Anyone who has read my reviews of "lightweight" material like the Frankie and Annette Collection or the Tammy Triple Feature set knows that I am generally very open to films and TV shows which are frothy and fluffy, but not overly substantive. I'm not one of those critics that enjoys looking down his nose at something because it doesn't make a profound statement about human nature, the Iraq War, globalization, the plight of the humpback whale, etc. If a film or show is meant to be entertaining and fun in a very simple or superficial way, I acknowledge that going in, and I do my best to judge the material with that intent in mind.
I approached The Love Boat knowing full well (from having watched it fairly regularly during its network run) that it was never meant to be heavy or "important" stuff. It was intended to be romance and mild farce on the high seas, with recognizable actors enjoying a week on a cruise ship and a break from their typical roles. I didn't set out to hold the show to any unfairly high standard which it had no chance of meeting. I took it at face value, and still found it lacking.
For whatever charm it had (and still has), The Love Boat was a thoroughly predictable and generally only mildly amusing program. Its plots were given too little time to develop, its characters were too broadly drawn, and its resolutions were too easy to see coming for the show to be really satisfying on any level. Too often, great comedic actors were handed scripts which required them to deliver humorous dialogue on a par with the commentary for the annual Macy's Thanksgiving Parade, and which did not fully take advantage of their considerable talent as performers. As I cited in the review, when you see George Jefferson and Aunt Esther trading venomous barbs and still don't laugh, something is wrong in TV Land.
Those who found the review unfair should note that I gave credit to many of the guest stars, and to a few of the regulars, for doing fine work in the series' early episodes. Also noteworthy is the fact that much of my dissatisfaction with the box set centered on the high retail price, the lack of extras, and the distributor's decision to release the show in half-seasons. Had this been a full season of the program, with commentary tracks and other extras, I undoubtedly would have given the release a higher overall grade, in spite of the show's inherent shortcomings.

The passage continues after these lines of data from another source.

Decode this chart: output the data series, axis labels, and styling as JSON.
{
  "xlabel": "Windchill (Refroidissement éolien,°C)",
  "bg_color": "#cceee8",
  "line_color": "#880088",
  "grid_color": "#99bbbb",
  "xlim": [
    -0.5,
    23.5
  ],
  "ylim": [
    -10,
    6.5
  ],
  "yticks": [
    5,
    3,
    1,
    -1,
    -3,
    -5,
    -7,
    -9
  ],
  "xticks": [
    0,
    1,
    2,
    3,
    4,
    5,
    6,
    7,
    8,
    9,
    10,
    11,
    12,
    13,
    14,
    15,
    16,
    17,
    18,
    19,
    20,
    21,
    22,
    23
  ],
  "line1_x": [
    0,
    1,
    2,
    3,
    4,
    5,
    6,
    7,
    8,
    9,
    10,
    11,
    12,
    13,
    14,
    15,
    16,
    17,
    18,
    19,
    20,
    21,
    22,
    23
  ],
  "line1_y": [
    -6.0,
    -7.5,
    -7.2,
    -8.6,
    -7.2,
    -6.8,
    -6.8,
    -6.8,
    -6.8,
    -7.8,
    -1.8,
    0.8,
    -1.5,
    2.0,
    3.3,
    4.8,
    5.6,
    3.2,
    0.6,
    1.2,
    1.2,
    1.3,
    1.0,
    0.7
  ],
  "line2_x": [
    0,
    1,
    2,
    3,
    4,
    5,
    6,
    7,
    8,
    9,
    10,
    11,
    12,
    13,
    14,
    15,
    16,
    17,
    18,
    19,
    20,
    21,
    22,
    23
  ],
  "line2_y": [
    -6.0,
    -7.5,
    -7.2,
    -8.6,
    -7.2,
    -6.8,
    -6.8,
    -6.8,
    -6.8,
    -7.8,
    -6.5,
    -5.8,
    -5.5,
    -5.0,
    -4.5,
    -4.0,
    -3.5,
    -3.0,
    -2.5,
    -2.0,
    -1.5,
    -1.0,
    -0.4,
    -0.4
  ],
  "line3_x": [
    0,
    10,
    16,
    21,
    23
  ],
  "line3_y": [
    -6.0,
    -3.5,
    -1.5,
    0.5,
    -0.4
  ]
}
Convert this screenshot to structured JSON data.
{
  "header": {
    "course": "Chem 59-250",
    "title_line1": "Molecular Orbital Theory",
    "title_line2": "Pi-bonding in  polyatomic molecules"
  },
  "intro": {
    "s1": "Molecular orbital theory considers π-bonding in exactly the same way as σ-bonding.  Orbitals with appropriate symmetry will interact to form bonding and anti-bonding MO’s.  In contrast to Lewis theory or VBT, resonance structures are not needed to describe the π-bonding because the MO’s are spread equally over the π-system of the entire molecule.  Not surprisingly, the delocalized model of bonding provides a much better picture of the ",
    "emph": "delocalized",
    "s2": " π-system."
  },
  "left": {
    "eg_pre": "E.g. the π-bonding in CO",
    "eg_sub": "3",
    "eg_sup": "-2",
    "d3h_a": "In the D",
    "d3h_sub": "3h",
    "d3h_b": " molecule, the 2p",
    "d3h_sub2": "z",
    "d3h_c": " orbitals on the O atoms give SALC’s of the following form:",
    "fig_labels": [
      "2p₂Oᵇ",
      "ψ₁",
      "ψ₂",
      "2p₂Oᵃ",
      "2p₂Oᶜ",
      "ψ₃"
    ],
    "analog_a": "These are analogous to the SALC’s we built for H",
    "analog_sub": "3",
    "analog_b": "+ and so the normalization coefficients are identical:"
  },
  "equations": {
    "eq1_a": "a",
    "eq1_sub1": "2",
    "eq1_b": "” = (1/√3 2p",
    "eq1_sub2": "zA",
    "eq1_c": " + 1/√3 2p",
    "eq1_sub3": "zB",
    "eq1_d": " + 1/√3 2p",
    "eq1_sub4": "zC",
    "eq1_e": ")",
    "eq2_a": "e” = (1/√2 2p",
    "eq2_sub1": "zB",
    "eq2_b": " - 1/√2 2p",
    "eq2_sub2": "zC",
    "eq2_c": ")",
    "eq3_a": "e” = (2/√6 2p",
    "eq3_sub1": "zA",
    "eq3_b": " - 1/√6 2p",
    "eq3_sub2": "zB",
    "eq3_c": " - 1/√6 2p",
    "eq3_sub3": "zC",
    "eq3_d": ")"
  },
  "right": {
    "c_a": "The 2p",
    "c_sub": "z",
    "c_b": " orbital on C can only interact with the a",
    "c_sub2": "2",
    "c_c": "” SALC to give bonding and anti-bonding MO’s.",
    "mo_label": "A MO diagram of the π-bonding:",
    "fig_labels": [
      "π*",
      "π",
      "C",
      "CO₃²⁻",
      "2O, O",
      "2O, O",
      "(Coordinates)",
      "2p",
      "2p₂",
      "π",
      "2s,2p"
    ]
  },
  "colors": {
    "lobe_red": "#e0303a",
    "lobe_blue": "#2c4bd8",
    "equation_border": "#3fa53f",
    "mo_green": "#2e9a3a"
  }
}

This is the first time I've ever felt compelled to defend a review in a public forum. I'm not certain why the 4 "unfair" ratings bother me so much, though I suspect that it stems largely from the fact that I subconsciously wanted to like this set a lot more than I did. Again, I watched this show as a kid, and I fully acknowledge its place in TV history. Sometimes, though, a strong feeling of nostalgia is not sufficient reason to overlook artistic flaws in, or stingy home video presentation of, a film or television program. I stand by my review of this set. I can only hope that those who think I have judged it too harshly will take a second look at both the review and the DVD, and realize that my criticisms, though at times scathing, are still honest and fair.